Interview, avant le départ

Qu’est-ce qui t’a frappée, Andrée, dans la préparation de cet événement?

Dans les discussions de préparation, j’ai remarqué que les plus pauvres des pays du Sud ne croient pas que dans nos pays européens dits riches, il y ait de la pauvreté. Ce n’est pas la première fois que nous faisons ce constat, c’est d’ailleurs la raison pour laquelle à LST, nous envoyons notre journal « La main dans la main » à quelque 60 adresses réparties sur tous les continents. Ce sont des contacts noués au fil des visites d’ONG du Sud en Belgique, qui sont toujours bien étonnées de nous rencontrer et de se rendre compte qu’ici aussi, des gens se mobilisent pour lutter contre la misère.
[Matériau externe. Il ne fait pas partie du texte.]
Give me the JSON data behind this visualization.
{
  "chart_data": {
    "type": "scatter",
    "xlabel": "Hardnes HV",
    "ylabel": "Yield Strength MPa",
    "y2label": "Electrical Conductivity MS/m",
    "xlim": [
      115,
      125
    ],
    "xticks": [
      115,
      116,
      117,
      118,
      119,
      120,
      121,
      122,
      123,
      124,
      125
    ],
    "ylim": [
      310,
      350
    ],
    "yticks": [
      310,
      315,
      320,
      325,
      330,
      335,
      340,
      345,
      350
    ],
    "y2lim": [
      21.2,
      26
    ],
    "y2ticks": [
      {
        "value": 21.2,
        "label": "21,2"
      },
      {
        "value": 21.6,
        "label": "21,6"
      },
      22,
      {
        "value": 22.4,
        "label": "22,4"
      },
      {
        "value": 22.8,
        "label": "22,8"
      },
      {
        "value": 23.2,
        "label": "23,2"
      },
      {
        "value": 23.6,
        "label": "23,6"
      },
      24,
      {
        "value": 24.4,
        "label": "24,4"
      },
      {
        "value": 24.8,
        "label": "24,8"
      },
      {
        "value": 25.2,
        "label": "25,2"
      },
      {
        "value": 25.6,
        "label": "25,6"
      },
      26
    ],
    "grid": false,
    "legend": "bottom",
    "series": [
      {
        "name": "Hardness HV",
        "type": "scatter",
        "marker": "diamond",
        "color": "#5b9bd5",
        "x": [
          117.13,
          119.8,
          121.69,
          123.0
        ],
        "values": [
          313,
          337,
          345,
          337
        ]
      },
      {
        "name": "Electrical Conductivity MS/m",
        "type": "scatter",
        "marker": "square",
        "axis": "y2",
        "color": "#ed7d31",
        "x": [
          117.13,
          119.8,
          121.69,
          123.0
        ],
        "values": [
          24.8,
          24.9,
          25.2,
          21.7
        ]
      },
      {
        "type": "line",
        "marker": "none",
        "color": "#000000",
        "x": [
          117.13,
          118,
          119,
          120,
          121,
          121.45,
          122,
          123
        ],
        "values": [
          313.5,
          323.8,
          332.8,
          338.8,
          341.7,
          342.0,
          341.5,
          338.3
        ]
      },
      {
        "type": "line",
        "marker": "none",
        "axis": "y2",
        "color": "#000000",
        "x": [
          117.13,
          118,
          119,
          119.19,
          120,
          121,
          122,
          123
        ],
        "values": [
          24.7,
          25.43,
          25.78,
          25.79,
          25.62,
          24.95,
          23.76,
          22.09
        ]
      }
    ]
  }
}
Qu’allez-vous faire à New-York?

Nous allons évaluer dans quelle mesure les Objectifs du Millénaire ont été ou plutôt n’ont pas été atteints. Avec mes compagnons d’Entraide et Fraternité et d’ATD, et une délégation de Mauriciens, nous serons dans le groupe de travail emploi décent et sécurité d’existence. Lors de l’adoption des Objectifs du Millénaire en 2000, le premier objectif fixé était de réduire l’extrême pauvreté et la faim. Depuis, tout ce qui est mis en place au niveau national ne fait qu’amplifier les inégalités. A présent, il est question d’éradiquer la pauvreté. L’éradication, qu’est-ce que ça veut dire et quels sont les mécanismes qui l’empêchent ? Quels sont les mécanismes qui accentuent la pauvreté et la misère ?

On ne manquera pas d’interpeller à ce sujet les ambassadeurs et les académiques qui seront présents sur place. A voir quel sera l’impact des témoignages des familles les plus pauvres à New-York, sur les politiques nationales. Quelle impulsion l’ONU donnera-t-il aux différents pays membres ?
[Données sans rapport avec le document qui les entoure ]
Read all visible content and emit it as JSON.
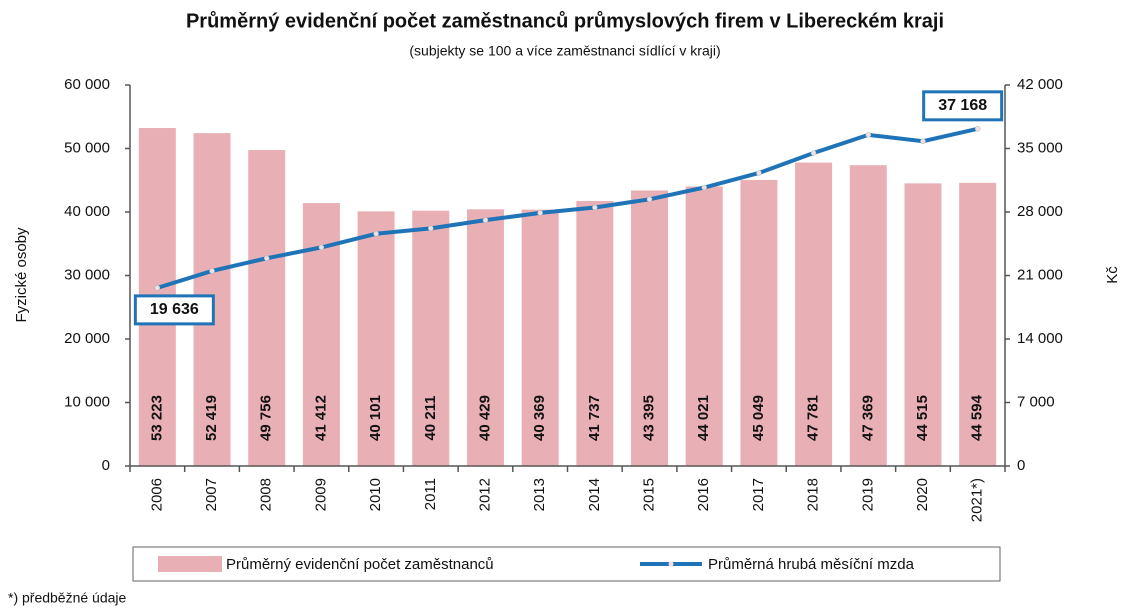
{
  "chart_data": {
    "type": "bar_line",
    "title": "Průměrný evidenční počet zaměstnanců průmyslových firem v Libereckém kraji",
    "subtitle": "(subjekty se 100 a více zaměstnanci sídlící v kraji)",
    "y_label": "Fyzické osoby",
    "y2_label": "Kč",
    "footnote": "*) předběžné údaje",
    "categories": [
      "2006",
      "2007",
      "2008",
      "2009",
      "2010",
      "2011",
      "2012",
      "2013",
      "2014",
      "2015",
      "2016",
      "2017",
      "2018",
      "2019",
      "2020",
      "2021*)"
    ],
    "series": [
      {
        "name": "Průměrný evidenční počet zaměstnanců",
        "type": "bar",
        "color": "#e8b0b5",
        "values": [
          53223,
          52419,
          49756,
          41412,
          40101,
          40211,
          40429,
          40369,
          41737,
          43395,
          44021,
          45049,
          47781,
          47369,
          44515,
          44594
        ],
        "value_labels": [
          "53 223",
          "52 419",
          "49 756",
          "41 412",
          "40 101",
          "40 211",
          "40 429",
          "40 369",
          "41 737",
          "43 395",
          "44 021",
          "45 049",
          "47 781",
          "47 369",
          "44 515",
          "44 594"
        ]
      },
      {
        "name": "Průměrná hrubá měsíční mzda",
        "type": "line",
        "axis": "y2",
        "color": "#1f74b8",
        "values": [
          19636,
          21500,
          22900,
          24100,
          25600,
          26200,
          27100,
          27900,
          28500,
          29400,
          30700,
          32300,
          34500,
          36500,
          35800,
          37168
        ],
        "value_labels": [
          "19 636",
          null,
          null,
          null,
          null,
          null,
          null,
          null,
          null,
          null,
          null,
          null,
          null,
          null,
          null,
          "37 168"
        ]
      }
    ],
    "ylim": [
      0,
      60000
    ],
    "yticks": [
      0,
      {
        "value": 10000,
        "label": "10 000"
      },
      {
        "value": 20000,
        "label": "20 000"
      },
      {
        "value": 30000,
        "label": "30 000"
      },
      {
        "value": 40000,
        "label": "40 000"
      },
      {
        "value": 50000,
        "label": "50 000"
      },
      {
        "value": 60000,
        "label": "60 000"
      }
    ],
    "y2lim": [
      0,
      42000
    ],
    "y2ticks": [
      0,
      {
        "value": 7000,
        "label": "7 000"
      },
      {
        "value": 14000,
        "label": "14 000"
      },
      {
        "value": 21000,
        "label": "21 000"
      },
      {
        "value": 28000,
        "label": "28 000"
      },
      {
        "value": 35000,
        "label": "35 000"
      },
      {
        "value": 42000,
        "label": "42 000"
      }
    ],
    "legend": "bottom"
  }
}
Au Brésil, en pleine Coupe des Confédérations, des centaines de milliers de gens manifestent. J’ai entendu le témoignage d’un manifestant : avec son salaire de 400 Reais, il doit en payer 250 pour les transports. Il lui reste trop peu pour vivre !
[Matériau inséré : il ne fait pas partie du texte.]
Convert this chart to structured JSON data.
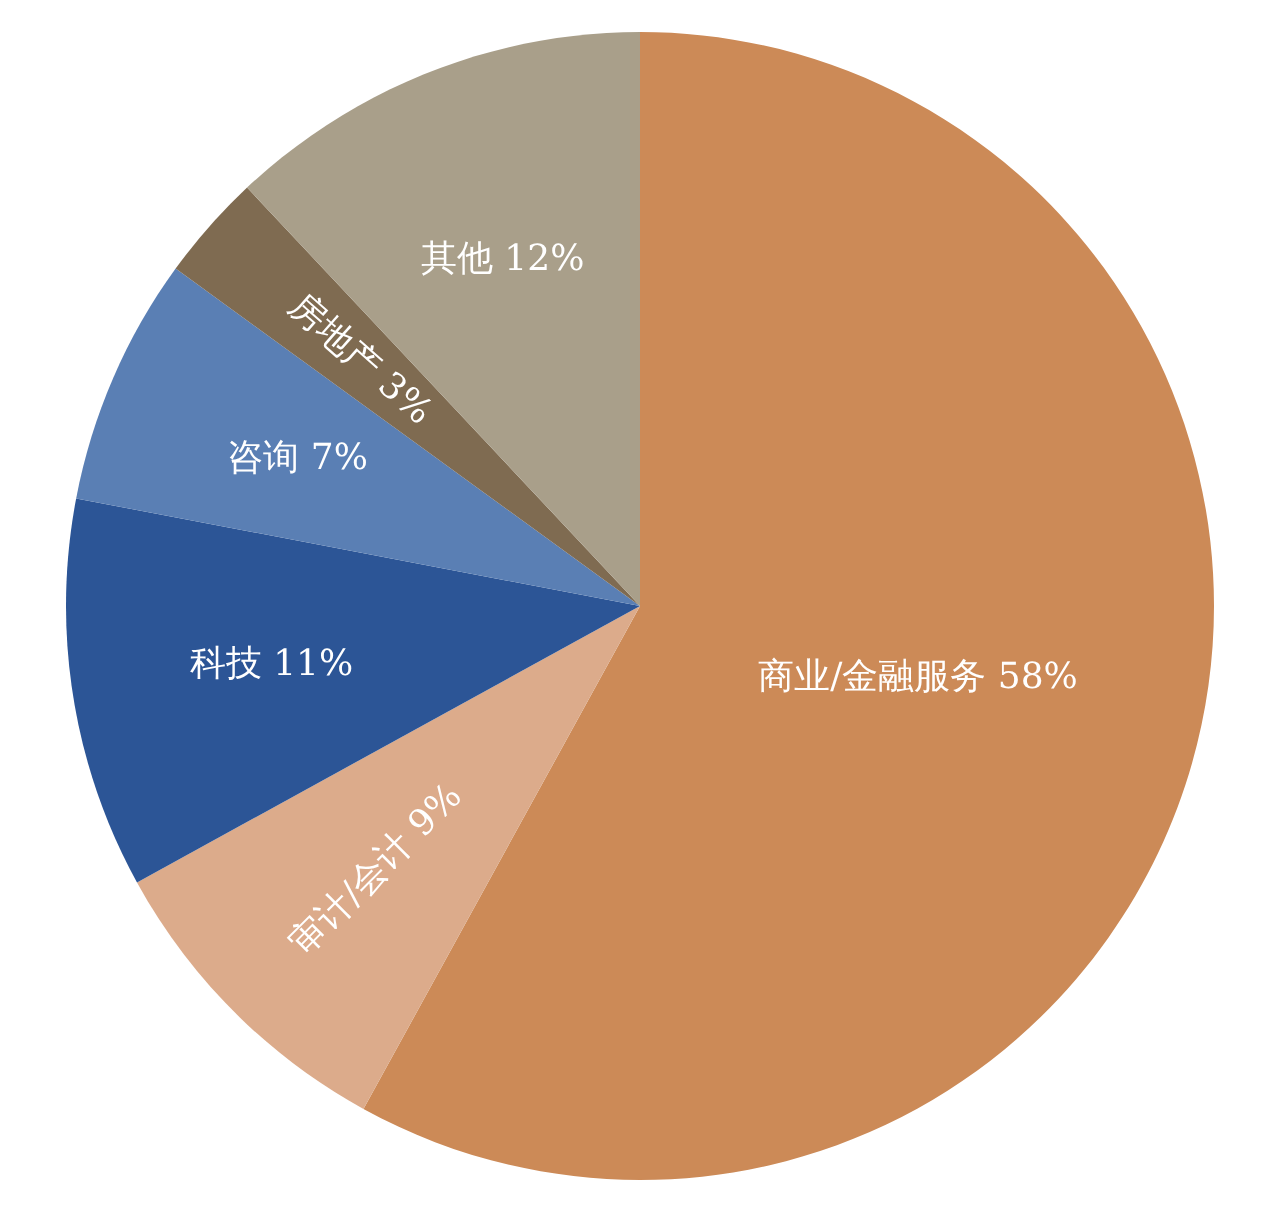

Ce sera votre message dans le GT emploi décent et sécurité d’existence?

Oui, mais il y a aussi l’importance de la dignité que l’emploi confère. Ici en Région Wallonne, mon fils va perdre son emploi aux TEC à cause de la suppression des lignes dans le Sud du pays. Soi-disant trop peu de gens prennent le bus mais rien n’est fait pour promouvoir leur accès. Quand on supprime des lignes, on supprime des emplois. C’est l’incompréhension, on est loin de la réalité des gens. Le travail est très important pour la reconnaissance des autres, surtout chez les hommes qui traditionnellement sont sensés faire vivre leur famille, même si à présent les femmes ont pris leur essor. A présent, quelles perspectives pour les jeunes ? Quand j’étais petite, je voyais mon père travailler 7 jours sur 7 pour faire vivre 10 personnes. Aujourd’hui, la référence des enfants, ce sont des parents qui restent à la maison…

L’enjeu de l’emploi décent au niveau mondial est très important. C’est quoi un emploi décent ? C’est un emploi où tu ne vas pas avec des pieds de plomb, que tu aimes faire, où il y a de la considération. Dans nos conclusions, préparées au sein de LST, nous insistons aussi sur l’importance de garantir la sécurité d’existence pour tous les habitants de la terre.

Au fait, qui es-tu Andrée? Quel est ton parcours?

Cela fait bientôt 20 ans que je travaille à LST. Je m’occupe principalement du journal. Pour arriver à cela je suis retournée à l’école, d’abord pour une formation d’aide-familiale puis des cours d’éducateur. Je participe aux activités de LST depuis bien plus longtemps. Au début, c’était ponctuel. En 1982, je me souviens avoir été à une activité d’ATD dans un car affrété par LST. En 87 on était plusieurs de Namur à inaugurer la dalle commémorant des victimes de la misère au Trocadero à Paris. Je n’ai jamais supporté les personnes qui dénigraient d’autres personnes. A présent, quand j’entends les cris d’alarmes des manifestants, mais aussi tous ces suicides en Espagne ou ailleurs pour des raisons économiques, le fait que des travailleurs voient leur salaire réduit mais pas celui du directeur, ça me met en colère! Tout le monde devrait être traité de la même façon!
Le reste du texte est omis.